NYC & Company recently launched a marketing campaign which, through a structure of bartered and donated media and cash, and some taxpayer funding, is valued at US$30 million. The campaign features a website with travel itineraries geared for tourists.
Promotional packages from corporate partners include: Double Membership Reward Points for American Express card members, an American Airlines sweepstakes and exclusive deals via Travelocity.
Investing in the product
Property investment also played a role in New York’s good fortune.
“There is not a physical space that we haven’t changed,” Kenchington said of the six-year-old Hotel Gansevoort. The hotel added a lounge and nightclub, renovated its bars and partnered with the Exhale spa, while adding more spa services.
The lobby was also redone to be more “interactive,” with the addition of a pool table, bar and café. Rooms have also seen work.
And as a luxury differentiator, each of the Gansevoorts has a new Porsche Panamera and driver for guest use on a first-come, first-served basis.
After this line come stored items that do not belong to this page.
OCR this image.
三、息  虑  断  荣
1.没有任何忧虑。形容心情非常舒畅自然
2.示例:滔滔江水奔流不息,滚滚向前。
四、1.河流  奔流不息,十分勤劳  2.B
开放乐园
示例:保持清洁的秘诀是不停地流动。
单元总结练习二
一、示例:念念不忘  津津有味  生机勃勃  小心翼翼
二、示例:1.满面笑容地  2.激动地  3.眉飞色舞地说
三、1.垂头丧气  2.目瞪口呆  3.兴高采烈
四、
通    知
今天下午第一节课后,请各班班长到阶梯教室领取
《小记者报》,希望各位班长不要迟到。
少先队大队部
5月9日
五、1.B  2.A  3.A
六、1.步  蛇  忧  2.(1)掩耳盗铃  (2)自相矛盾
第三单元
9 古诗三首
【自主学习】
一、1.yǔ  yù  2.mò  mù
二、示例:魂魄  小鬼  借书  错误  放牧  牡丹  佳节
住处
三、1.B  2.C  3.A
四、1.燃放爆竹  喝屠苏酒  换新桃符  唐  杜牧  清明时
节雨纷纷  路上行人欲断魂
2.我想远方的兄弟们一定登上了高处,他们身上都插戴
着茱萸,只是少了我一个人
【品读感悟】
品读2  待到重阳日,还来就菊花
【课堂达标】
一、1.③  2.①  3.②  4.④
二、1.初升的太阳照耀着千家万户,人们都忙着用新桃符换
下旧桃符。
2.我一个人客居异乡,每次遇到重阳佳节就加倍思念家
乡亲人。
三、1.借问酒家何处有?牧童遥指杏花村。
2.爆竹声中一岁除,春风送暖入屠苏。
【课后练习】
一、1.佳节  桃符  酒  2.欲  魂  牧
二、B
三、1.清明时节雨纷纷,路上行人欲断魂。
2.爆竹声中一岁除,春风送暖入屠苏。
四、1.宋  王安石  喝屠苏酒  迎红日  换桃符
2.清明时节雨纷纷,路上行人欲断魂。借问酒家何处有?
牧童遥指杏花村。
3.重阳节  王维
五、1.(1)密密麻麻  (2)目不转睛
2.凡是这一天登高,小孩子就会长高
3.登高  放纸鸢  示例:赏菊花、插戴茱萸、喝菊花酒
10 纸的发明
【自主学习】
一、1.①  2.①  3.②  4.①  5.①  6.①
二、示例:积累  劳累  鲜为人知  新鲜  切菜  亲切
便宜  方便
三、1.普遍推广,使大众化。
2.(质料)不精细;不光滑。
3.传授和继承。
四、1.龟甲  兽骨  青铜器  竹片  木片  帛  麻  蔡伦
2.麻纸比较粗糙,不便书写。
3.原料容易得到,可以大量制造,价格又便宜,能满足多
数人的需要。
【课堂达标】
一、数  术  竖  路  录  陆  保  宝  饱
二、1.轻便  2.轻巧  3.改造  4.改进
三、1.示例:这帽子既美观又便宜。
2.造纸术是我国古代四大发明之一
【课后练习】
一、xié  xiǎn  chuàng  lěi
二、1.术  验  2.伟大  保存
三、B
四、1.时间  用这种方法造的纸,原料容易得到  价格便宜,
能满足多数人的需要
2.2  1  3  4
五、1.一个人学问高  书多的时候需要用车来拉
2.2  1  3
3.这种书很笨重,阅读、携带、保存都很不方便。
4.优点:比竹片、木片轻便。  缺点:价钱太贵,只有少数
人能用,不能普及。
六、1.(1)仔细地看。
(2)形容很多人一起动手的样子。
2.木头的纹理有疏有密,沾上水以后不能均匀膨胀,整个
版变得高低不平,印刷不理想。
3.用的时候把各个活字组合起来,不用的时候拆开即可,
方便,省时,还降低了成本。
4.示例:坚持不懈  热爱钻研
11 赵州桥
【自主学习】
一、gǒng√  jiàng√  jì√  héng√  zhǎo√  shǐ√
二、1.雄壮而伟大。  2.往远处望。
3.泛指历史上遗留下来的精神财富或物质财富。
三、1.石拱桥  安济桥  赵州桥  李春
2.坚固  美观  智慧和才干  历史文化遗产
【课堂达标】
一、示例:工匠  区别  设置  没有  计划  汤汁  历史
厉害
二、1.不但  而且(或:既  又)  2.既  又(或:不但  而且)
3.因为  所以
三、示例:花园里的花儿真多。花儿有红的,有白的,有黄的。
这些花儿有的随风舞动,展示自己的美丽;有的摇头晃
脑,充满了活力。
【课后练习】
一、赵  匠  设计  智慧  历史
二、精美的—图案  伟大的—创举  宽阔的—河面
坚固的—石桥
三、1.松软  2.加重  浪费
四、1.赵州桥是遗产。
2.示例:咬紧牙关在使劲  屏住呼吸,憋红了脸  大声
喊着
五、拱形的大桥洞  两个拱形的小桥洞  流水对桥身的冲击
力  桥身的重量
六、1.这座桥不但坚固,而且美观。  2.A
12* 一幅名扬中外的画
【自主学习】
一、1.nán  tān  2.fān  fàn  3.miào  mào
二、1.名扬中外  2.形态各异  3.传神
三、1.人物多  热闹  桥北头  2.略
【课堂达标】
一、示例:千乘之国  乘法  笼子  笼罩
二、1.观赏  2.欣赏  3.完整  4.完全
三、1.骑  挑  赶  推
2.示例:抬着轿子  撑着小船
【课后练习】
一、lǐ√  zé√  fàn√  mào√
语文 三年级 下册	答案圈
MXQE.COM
Silberstein said the Crowne Plaza’s owners invested US$85 million in a renovation completed in 2009. “When we went out to a difficult market with a brand new product,” he said, “it was extremely helpful.”
The supply threat
With so many rooms opening and more to come, executives agree New York’s recovery can be affected by the pipeline—unless the economy gets much better.
“Downtown is particularly in danger of oversupply until they build the new World Trade Center and other buildings in that area,” Stengel said. “In midtown, we will be better able to absorb the rooms that are coming.”
There are 188 projects comprising 23,024 rooms in the New York pipeline, according to STR data.
While the rest of the year looks good, Moser hesitated to comment on what might come later.
“Don’t ask me about what happens after January. A lot of rooms are coming along, though not all are in competitive locations. Our new James (New York) is opening in SoHo and that is where a lot of the supply is going.”